Interregional communication increases together with long-distance trade in precious materials, particularly in the Eastern Woodlands. Copper, mica, obsidian, and marine shell are widely traded, and objects made from them are status markers when they appear in burials. At Hopewell, on the North Fork of Paint Creek in Ohio, a great earthwork enclosure is built that surrounds a major earthen mound thirty feet high. The Hohokam peoples of the Sonora Desert in Arizona have ties to Mexico, as seen in ceramic objects of apparent ritual importance such as figurines. In the Arctic, marine hunting technologies are successful, and at Point Hope, Alaska, burial customs are elaborated with the significant carving of objects made from walrus ivory.
Settled farming communities are present in the Southwest.

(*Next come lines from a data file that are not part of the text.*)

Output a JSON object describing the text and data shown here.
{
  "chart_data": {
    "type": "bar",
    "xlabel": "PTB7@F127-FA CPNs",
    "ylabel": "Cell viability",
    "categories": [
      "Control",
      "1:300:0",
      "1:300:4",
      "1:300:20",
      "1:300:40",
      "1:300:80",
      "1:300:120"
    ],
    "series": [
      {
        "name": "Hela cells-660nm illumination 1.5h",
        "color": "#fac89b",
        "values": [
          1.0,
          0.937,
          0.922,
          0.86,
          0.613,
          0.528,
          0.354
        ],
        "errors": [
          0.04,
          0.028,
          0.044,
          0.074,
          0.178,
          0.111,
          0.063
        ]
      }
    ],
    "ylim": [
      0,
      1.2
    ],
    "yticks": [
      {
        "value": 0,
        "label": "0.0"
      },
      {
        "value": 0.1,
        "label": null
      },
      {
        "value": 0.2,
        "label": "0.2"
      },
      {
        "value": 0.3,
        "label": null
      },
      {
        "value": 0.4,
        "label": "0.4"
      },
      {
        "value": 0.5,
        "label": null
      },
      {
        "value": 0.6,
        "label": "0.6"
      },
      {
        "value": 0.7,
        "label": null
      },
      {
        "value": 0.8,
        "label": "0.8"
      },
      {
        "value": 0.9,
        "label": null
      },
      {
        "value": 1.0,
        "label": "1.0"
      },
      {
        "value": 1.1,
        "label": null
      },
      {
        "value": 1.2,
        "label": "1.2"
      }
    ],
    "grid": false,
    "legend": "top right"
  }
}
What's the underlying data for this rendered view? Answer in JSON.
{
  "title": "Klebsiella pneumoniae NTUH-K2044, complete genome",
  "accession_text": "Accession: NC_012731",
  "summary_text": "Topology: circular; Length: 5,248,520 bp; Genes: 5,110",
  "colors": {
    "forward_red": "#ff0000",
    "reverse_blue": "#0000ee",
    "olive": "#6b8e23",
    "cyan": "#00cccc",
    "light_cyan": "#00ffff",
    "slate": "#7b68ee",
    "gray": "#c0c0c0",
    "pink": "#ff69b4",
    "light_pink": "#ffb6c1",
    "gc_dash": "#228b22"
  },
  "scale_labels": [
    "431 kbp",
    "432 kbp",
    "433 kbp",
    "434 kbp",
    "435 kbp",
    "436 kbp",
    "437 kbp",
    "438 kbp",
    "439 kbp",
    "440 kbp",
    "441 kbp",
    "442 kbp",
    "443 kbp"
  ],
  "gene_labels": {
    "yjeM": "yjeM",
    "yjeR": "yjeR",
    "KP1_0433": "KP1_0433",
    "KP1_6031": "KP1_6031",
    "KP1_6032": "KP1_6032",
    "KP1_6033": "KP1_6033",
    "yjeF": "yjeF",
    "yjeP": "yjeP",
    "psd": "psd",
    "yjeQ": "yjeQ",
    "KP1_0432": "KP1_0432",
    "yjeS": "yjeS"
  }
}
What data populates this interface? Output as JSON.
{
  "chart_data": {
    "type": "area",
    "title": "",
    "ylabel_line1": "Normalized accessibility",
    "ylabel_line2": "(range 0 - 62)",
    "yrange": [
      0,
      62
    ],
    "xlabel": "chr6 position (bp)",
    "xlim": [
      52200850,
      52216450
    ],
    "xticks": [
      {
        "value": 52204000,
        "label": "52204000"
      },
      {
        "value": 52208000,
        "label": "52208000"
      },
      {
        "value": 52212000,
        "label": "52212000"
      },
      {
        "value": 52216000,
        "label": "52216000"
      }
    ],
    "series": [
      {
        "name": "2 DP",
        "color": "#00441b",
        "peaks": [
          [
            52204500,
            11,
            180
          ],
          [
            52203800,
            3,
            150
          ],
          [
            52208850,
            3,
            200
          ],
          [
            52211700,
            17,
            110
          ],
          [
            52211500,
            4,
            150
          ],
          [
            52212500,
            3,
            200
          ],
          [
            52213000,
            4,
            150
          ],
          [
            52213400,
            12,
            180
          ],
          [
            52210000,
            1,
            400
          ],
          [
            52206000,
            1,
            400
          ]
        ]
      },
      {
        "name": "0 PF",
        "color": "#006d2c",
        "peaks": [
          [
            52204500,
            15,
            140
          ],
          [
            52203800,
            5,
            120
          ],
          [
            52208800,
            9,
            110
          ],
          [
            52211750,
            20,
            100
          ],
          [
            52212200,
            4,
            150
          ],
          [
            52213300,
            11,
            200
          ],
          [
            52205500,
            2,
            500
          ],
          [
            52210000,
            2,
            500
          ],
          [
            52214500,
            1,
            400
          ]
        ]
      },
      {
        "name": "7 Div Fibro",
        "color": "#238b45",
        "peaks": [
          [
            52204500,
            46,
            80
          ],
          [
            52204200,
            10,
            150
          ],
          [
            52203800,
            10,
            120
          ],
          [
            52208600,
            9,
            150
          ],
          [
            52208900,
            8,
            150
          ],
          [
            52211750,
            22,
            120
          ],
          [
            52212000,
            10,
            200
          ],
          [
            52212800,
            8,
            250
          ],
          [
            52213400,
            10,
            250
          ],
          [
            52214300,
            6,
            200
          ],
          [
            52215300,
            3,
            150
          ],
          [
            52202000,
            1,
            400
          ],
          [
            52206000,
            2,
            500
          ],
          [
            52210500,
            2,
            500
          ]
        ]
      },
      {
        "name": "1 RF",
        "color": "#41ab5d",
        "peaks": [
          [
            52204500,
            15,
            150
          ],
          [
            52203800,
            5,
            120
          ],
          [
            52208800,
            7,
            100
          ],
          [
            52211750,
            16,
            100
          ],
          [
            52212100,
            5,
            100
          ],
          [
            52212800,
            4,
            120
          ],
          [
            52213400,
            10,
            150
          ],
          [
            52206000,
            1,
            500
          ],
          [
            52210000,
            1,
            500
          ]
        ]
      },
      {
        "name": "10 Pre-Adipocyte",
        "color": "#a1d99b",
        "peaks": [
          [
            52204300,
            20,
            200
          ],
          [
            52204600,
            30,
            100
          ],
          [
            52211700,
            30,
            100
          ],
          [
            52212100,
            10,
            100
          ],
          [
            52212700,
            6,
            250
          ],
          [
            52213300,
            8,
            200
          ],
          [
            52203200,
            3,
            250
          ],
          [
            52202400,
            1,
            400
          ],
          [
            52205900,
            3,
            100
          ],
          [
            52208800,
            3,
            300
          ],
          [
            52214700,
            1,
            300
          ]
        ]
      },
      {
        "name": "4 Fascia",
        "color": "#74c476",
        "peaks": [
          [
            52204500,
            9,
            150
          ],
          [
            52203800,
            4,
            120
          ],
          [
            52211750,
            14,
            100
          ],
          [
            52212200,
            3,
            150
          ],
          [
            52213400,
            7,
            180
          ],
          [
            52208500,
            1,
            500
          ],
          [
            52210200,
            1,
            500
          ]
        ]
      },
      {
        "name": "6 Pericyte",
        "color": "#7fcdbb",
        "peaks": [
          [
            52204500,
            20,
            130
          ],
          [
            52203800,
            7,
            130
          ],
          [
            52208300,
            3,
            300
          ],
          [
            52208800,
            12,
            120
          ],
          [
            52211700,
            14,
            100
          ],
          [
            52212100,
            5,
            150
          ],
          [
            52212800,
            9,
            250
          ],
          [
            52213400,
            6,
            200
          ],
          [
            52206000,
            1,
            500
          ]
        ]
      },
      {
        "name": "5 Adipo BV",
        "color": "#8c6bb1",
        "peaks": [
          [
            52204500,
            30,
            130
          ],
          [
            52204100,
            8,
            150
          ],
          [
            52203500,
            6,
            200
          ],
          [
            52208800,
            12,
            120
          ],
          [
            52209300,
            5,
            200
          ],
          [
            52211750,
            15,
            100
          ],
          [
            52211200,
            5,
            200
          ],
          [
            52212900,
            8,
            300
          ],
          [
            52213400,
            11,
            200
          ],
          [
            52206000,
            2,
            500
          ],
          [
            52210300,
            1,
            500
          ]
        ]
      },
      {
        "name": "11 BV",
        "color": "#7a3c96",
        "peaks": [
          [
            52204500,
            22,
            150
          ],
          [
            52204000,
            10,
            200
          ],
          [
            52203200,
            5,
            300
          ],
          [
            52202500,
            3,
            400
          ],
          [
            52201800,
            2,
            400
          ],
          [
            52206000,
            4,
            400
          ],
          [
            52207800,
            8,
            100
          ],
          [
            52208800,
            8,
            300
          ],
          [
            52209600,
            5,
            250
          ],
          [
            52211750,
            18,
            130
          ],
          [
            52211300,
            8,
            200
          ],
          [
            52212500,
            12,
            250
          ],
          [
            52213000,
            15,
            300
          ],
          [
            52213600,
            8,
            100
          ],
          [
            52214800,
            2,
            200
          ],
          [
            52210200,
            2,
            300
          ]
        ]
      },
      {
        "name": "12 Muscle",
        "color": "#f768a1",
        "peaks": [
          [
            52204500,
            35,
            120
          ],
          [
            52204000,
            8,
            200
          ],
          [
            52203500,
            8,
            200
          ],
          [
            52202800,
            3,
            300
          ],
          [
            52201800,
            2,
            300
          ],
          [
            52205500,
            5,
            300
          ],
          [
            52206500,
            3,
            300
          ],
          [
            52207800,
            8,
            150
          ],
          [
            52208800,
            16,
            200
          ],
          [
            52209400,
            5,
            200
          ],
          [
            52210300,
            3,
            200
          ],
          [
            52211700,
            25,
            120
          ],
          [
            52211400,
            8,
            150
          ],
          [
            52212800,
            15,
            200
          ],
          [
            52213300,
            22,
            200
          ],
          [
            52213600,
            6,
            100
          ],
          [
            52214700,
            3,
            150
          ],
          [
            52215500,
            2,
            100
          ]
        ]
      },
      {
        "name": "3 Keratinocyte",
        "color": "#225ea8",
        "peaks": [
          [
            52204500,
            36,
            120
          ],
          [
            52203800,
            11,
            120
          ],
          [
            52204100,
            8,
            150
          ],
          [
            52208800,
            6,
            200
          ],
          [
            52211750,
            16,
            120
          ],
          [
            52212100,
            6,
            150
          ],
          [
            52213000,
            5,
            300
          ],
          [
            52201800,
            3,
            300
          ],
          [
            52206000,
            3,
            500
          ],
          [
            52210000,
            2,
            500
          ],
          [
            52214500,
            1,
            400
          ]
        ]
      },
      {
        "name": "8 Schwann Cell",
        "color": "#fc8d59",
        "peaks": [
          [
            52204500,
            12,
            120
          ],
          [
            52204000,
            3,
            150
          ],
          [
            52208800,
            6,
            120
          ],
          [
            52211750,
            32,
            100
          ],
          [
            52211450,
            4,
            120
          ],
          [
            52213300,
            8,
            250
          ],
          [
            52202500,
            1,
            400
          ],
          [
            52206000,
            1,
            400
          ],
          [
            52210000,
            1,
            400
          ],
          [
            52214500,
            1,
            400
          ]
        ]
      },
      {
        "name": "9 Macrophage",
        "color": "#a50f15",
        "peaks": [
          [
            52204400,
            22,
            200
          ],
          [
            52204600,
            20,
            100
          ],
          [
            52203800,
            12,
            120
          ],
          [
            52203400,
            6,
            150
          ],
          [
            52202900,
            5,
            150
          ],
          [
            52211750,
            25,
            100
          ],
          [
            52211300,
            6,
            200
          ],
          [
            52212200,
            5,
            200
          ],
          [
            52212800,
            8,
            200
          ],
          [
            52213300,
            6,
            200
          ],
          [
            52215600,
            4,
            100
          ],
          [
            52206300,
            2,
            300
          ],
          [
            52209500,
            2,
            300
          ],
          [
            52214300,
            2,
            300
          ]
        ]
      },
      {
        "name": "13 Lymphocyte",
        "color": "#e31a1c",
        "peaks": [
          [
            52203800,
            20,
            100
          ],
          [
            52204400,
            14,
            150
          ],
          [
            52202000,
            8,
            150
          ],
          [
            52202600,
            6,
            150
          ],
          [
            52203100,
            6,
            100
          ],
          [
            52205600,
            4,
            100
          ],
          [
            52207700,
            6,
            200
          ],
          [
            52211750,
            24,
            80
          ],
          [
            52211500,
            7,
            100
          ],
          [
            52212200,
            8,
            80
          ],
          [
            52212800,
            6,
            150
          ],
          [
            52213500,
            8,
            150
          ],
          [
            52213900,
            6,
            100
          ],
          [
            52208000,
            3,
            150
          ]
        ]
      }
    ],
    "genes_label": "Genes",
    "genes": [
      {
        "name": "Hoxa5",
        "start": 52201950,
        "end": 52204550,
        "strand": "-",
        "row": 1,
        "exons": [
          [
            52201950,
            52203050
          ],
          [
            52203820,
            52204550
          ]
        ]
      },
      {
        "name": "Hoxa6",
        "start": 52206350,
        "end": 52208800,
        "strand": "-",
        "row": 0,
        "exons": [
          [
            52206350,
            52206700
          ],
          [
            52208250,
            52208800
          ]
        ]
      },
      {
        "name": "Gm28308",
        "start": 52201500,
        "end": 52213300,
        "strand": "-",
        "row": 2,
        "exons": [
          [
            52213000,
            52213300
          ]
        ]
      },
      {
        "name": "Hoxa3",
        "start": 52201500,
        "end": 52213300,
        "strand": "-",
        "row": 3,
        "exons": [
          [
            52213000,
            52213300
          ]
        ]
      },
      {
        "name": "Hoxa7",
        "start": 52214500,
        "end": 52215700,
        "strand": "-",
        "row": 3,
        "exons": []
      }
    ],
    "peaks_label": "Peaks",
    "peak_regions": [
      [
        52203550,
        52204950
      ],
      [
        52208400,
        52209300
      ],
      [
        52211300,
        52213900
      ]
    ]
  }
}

The site of Hopewell, for which archaeological manifestations are named, flourishes in Ross County, Ohio.
Rich burial and cache objects are found at Ohio Hopewell and Havana Hopewell sites; Havana sites in Illinois produce baked clay figurines.
Circular pithouses are built into bedrock overlooking Forestdale Valley in Arizona at Bluff Village.
Snaketown, a large Hohokam site on the Gila River in the Phoenix basin, Arizona, is occupied. It exhibits strong cultural ties to northwestern Mexico.
Ipiutak implements, ornaments, and masks of walrus ivory are created at Point Hope, Alaska.